Marie-Josée Gamache, Le Trident de Wotton, avril 2014
Le mois dernier, je vous ai parlé du temps des sucres, mais la nature m'a trompée. Il gèle encore en cette fin de mars et la sève des érables n'a pas commencé à monter. Je n'ose pas vous parler du printemps, de peur qu'il n'arrive pas, même pour Pâques. Le célèbre lapin est encore en hibernation. Je le vois mal transporter des chocolats glacés dans la neige poudreuse.
Dans ma petite étable, il y a beaucoup d'agitation. Les chèvres, sentant la liberté venir avec le soleil, cherchent constamment à sortir de leur enclos. Il faut les embarrer à double tour. Quand je leur en donne l'occasion, elles vont dehors dans la cour et s'amusent à leurs gambades et leurs danses, se frottant les cornes dans un jeu d'intimidation. Mon petit bouc, que j'ai nourri au biberon, me suit partout, évitant les chevrettes plus grandes que lui. Il reprend du poil de la bête; il avait perdu beaucoup de sa fourrure par manque de soleil.
Les brebis se mangent la laine sur le dos. En fait, ce n'est pas la laine qu'elles mangent, mais le grain et le foin qui sont tombés sur elles. Parmi les trois, seule la plus petite, Blanca, a agnelé. Un matin, j'ai trouvé l'étable bien silencieuse. Pas de bêlements de bêtes affamées pour m'accueillir. Mais dans l'enclos de Blanca, la naissance avait eu lieu. Deux bébés, dont un qui n' était pas encore debout, et que la mère encourageait de son museau et de son doux bêlement. Un portrait magnifique qui restera dans ma mémoire, et dans l'appareil photo, au cas où la première ferait défaut.

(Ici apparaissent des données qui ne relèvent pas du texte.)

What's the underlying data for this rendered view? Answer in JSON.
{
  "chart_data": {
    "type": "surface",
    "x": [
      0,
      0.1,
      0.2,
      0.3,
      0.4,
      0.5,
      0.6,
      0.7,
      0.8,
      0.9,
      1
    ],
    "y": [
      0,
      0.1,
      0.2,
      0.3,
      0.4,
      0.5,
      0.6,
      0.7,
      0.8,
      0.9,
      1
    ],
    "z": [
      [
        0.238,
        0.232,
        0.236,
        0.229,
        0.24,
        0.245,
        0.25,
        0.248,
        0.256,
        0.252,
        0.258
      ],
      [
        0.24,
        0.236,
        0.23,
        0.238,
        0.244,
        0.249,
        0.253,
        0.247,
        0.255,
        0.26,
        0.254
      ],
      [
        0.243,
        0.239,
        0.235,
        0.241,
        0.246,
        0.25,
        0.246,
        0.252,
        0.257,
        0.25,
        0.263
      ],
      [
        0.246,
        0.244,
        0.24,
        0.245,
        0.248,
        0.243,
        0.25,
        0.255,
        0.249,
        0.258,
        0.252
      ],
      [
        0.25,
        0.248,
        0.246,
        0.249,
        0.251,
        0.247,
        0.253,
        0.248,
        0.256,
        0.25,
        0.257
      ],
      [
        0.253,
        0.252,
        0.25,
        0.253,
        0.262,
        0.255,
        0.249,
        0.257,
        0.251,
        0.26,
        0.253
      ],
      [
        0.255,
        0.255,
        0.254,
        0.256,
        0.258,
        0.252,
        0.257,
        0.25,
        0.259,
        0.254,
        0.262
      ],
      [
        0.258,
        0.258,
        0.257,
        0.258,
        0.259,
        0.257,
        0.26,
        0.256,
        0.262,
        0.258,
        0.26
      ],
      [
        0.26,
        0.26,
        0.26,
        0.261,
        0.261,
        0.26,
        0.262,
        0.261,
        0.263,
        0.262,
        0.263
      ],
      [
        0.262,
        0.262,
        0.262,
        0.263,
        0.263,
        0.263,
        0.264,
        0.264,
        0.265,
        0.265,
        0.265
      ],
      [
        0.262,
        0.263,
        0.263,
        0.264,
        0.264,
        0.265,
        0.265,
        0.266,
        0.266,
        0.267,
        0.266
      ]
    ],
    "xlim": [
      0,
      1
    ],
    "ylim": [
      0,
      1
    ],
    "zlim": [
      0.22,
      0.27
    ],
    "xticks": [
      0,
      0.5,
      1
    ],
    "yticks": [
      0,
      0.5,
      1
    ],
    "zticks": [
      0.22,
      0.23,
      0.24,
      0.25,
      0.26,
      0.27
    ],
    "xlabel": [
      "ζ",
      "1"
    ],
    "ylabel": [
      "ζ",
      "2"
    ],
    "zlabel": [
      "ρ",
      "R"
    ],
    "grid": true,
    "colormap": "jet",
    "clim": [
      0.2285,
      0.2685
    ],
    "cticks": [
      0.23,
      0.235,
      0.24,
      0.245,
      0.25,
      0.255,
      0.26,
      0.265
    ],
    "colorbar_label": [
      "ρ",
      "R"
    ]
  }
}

La bonne nouvelle, c'est que ce sont deux femelles et que nous allons donc les garder dans le troupeau. D'ailleurs pourquoi dit-on un troupeau de moutons alors qu'il n'y a qu'un mâle avec les brebis. On dit bien un troupeau de vaches, de chèvres. Bon, revenons à nos moutons. La mauvaise nouvelle? Il n'y aura pas de méchoui chez nous cette année. Pas d'agneau à manger. Le malheur des uns fait le bonheur des autres. Les petits-enfants ne sont pas encore prêts à passer à l'autre étape de mon projet locavore, manger les animaux élevés sur ma fermette. La viande, pour eux, demeure un concept déconnecté de la réalité, dans un emballage de plastique.
Les agnelles grandissent vite et jouent à saute-mouton sur le dos de leur mère. Jérémie, 12 ans, a nommé la petite grise, Pirouette, et Charles, 5 ans, a choisi le nom de Coquinette pour la blanche. Durant la semaine de relâche, nous avons lâché notre fou dehors en famille, à glisser dans la côte et à jouer au hockey bottines dans la cour. Pour se réchauffer, une visite dans l'étable et l'escalade des bottes de foin; puis la bonne soupe de mamie et un livre dans la berceuse au bord du feu. Tout redevient silencieux, chacun étant absorbé par son histoire. Que du bonheur … hivernal.